Re: [boost] Re: TR2 and C++0x heads up

28 Apr 2005

      On 4/29/05, Alexander Terekhov <terekhov@web.de> wrote:
...
Matt Hurd wrote:
[...]
...
That said, for naive users do you have an opinion on the memory
semantics locking and unlocking a mutex should provide to deliver "the
least surprise" to a user.  x86 and sparc deliver a full fence for
Solaris (including x86-incarnation AFAIK) have locks that don't need
interlocked read-{modify-}write in unlock() (similar to spinlocks).
On x86, such unlock() has pure release semantics, not fully-fenced
silliness.
[...]
...
Your thoughts on
memory vis requirements for locking and unlocking mutexes for the
least surprise?
Uhmm, how about <http://tinyurl.com/77hvz>?
regards,
alexander.
As a short term solution (several years??), until C++0x saves us, I
think a store fence or release semantics requirement for an unlock()
on a mutex will provide for the least surprise for the majority of
cases.  Being able to override this behaviour by policy with something
more sophisticated, such as behaviour from your msync primitives
provides the finer control for more sophisticated users.

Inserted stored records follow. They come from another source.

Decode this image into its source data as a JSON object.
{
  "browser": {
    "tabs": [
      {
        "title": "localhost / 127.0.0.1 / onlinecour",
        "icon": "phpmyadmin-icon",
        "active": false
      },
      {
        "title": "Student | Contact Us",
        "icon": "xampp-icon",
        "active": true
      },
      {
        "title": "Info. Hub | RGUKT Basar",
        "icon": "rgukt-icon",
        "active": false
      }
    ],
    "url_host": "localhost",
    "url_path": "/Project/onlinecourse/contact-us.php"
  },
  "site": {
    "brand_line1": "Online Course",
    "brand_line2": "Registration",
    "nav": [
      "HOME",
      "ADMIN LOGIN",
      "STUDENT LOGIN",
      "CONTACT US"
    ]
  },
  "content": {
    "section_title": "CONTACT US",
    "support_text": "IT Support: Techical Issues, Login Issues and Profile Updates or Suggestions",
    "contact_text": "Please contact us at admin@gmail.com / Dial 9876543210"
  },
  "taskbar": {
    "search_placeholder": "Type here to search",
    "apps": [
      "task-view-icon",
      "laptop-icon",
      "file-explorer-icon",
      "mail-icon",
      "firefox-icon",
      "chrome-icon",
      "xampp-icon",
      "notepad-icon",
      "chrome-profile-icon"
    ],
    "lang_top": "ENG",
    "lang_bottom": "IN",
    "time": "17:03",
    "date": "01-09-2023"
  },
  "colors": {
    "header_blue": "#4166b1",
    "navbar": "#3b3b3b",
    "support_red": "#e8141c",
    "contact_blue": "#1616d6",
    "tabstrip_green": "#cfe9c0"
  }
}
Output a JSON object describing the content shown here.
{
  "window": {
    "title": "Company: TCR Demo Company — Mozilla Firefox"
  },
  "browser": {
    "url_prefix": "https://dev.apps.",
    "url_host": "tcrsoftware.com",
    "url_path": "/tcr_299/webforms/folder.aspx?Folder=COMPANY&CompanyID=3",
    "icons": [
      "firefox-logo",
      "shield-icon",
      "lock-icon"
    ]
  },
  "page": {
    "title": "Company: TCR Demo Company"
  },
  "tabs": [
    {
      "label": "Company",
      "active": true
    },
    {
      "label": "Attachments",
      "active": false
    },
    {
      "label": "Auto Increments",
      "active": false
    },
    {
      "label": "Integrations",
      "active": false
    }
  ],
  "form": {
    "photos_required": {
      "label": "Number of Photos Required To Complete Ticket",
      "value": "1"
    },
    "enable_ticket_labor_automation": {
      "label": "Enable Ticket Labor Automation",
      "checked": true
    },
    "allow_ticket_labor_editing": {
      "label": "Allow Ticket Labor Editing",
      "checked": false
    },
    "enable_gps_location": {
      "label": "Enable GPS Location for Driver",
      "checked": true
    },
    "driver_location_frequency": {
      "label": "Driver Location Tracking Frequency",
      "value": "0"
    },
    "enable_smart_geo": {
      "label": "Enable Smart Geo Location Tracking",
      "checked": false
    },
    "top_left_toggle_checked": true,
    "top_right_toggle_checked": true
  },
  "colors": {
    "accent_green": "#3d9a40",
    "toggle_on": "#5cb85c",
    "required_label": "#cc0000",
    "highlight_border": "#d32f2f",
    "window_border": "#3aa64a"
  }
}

Given default release behaviour on unlock(), is there any need to
require the overhead of an acquire for a lock() for the typical use of
a mutex().  I'm tempted to say why not as it seems to be the norm for
most architectures anyway, but it doesn't seem necessary from the
typical case if the unlock is the equivalent of a store
fence/release...  For the special cases, naive users can break down to
a boost::fence::xxx and sophisticated users can try a msync op...

This would get us to the place where chunky memory visibility ops are
available to boost and lock / unlock have defined visibility semantics
(or the appropriate lack thereof ;-)).

Adding traits for atomicity of reads and writes of particular
contiguous sizes and providing basic atomic ops with generic mutex
emulations for missing ops and extended sizes with a primitive cycle
cost model for the arch would provide the necessary tools for a user
of my limited desires.  Further sophistication would require something
more akin to Terekhov msync and friends.

It doesn't solve compiler oriented issues such as optimizers
relocating code beyond barriers but that is outside the realm of what
a lib can do and will have to stay in its current realm of
optimization / test / debug / fool compiler trickery.

Does that seem reasonable without courting too much disaster?  

Perhaps it is a waste of time as the user group may be too small. 
Users like me, moderate concurrency users that want some memory
visibility guarantees and control, but are not at the level of
sophistication of a Dimov or Terekhov, might just be too few in number
to matter.  I dunno.

Matt.